Patti. Scambio degli auguri pasquali tra monsignor Vescovo Giombanco, i direttori degli Uffici Diocesani e i canonici

 

Il nostro Vescovo Guglielmo ha ricevuto i direttori degli uffici diocesani e i canonici del Capitolo Cattedrale per il consueto scambio degli auguri pasquali. Un primo “momento” è stato vissuto in Cattedrale con la preghiera dell’Ufficio delle Letture. Il Vescovo, nella sua riflessione, ha messo in risalto come, in questi giorni, il verbo più ricorrente nei testi evangelici è “correre”. “Ma verso chi corriamo ?” Da qui l’esortazione a “risorgere, cioè a liberarci da tutte le situazioni che ci impediscono di vivere la resurrezione”. Quindi, nel Palazzo Vescovile, il Vicario Generale, don Basilio Rinaudo, a nome di tutti i presenti, ha rivolto il messaggio augurale: “Noi siamo testimoni di Cristo Risorto.

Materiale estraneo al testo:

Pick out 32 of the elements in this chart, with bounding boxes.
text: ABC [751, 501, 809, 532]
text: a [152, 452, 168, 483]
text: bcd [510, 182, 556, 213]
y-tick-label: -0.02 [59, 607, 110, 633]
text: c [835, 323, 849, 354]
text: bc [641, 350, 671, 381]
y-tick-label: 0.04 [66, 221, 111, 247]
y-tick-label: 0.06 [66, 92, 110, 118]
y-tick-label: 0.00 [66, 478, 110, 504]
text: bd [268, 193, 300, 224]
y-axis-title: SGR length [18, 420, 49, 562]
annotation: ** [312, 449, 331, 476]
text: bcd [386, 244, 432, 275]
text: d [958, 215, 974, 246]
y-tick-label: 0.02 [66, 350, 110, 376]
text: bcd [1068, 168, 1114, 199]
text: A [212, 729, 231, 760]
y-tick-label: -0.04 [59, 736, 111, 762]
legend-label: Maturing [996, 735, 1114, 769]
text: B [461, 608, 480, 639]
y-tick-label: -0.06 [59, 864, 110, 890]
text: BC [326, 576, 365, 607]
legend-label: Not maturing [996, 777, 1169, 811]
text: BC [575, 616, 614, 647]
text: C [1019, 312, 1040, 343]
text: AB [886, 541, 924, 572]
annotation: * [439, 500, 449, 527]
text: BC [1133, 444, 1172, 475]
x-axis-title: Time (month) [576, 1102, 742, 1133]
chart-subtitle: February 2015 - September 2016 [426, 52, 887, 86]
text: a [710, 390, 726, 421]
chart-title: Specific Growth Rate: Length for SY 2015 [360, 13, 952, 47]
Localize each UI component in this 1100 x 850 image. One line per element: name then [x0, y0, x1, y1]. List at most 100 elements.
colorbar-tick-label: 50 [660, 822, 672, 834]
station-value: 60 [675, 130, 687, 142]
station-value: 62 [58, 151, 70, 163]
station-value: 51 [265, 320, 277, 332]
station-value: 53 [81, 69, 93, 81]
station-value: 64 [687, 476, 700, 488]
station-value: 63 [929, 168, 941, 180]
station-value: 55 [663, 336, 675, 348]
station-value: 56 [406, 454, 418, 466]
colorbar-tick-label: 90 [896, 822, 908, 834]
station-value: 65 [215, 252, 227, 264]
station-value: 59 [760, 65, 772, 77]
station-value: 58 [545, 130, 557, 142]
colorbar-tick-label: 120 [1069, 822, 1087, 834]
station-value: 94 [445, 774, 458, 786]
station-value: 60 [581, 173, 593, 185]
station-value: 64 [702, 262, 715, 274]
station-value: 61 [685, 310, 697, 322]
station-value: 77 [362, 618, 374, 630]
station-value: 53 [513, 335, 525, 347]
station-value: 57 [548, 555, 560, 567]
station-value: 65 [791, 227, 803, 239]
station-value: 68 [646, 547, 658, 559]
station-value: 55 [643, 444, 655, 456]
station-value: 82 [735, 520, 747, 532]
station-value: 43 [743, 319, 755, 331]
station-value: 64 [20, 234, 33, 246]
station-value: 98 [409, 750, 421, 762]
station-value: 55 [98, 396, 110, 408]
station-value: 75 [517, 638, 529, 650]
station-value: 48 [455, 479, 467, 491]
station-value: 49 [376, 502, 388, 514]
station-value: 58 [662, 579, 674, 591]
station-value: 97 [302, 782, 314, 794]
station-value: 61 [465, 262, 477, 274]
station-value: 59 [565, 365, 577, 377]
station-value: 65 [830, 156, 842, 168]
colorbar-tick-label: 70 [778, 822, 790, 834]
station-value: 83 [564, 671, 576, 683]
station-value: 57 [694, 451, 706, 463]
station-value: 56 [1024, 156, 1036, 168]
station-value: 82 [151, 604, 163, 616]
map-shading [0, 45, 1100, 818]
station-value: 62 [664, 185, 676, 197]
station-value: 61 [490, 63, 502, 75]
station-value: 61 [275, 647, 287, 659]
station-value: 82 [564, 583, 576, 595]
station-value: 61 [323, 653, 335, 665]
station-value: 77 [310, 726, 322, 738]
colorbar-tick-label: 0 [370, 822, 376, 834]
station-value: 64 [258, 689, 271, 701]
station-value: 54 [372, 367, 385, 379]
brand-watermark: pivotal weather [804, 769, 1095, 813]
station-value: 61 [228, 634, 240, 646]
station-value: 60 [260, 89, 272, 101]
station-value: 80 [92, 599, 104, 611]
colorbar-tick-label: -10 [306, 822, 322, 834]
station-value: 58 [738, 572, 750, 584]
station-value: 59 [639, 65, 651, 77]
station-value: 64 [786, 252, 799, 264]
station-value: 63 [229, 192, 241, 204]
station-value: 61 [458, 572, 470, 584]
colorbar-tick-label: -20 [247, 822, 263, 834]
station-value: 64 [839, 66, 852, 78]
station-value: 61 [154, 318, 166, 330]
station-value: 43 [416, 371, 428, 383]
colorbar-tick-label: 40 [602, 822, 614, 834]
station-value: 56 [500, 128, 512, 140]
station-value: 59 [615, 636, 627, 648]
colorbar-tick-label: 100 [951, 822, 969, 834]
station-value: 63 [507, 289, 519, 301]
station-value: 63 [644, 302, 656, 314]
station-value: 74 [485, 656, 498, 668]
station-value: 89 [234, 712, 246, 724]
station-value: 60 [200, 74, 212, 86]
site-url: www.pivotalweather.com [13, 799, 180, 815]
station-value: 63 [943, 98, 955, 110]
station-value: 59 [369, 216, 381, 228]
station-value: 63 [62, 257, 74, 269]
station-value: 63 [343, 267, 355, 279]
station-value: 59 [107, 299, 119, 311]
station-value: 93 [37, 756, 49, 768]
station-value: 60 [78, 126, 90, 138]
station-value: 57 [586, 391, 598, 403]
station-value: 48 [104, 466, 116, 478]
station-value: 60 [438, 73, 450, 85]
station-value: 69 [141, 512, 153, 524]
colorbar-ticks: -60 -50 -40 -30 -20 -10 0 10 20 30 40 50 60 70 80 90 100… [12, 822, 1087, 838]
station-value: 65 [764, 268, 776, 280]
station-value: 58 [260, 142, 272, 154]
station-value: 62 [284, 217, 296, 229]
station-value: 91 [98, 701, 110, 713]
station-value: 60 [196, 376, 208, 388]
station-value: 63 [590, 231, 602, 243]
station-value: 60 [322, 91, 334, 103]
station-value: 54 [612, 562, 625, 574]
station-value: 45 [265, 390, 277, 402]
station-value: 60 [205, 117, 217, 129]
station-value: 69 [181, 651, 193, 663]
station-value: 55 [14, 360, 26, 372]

E la nostra prima testimonianza avviene attraverso la luminosità della nostra esistenza. Non si tratta di essere perfetti o privi di limiti e peccati, ma di essere trasparenti rispetto a quella misericordia di Dio che ci ha avvolto e che si è manifestata in Gesù”. “La testimonianza – ha proseguito – si esprime anche attraverso la corresponsabilità di tutti nella missione vissuta nella quotidianità, nei nostri ambienti di vita, come un dare ragione della speranza che è in noi”. Ha fatto anche riferimento alla Missione Evangelizzatrice del prossimo maggio: “Ci auguriamo che renda vivo in tutti noi il desiderio di annunciare Gesù, raggiungendo ogni cuore”. “Il Signore – ha concluso – ci faccia sperimentare la gioia della sua luce, affinchè noi stessi diventiamo portatori della sua luce, affinchè attraverso la Chiesa, attraverso tutti noi, lo splendore del volto di Cristo entri nel mondo. Questo è l’augurio che Le rivolgiamo, augurio sostenuto dalla nostra preghiera, dal nostro impegno e della nostra collaborazione”.

 

Monsignor Vescovo ha rimarcato come “tutto nasca dalla comunione, che è la radice di qualsiasi servizio”. Anche lui ha fatto riferimento alla Missione Evangelizzatrice, sottolineando che “non dobbiamo attirare o convertire, ma dare quello che abbiamo ricevuto, il tesoro prezioso della fede che trova fondamento proprio nel Risorto”. Ha ringraziato tutti gli uffici per la collaborazione, esortando a continuare sempre “con spirito di condivisione, con la capacità di rialzarsi e di ripartire qualora ci fossero cadute o pause”.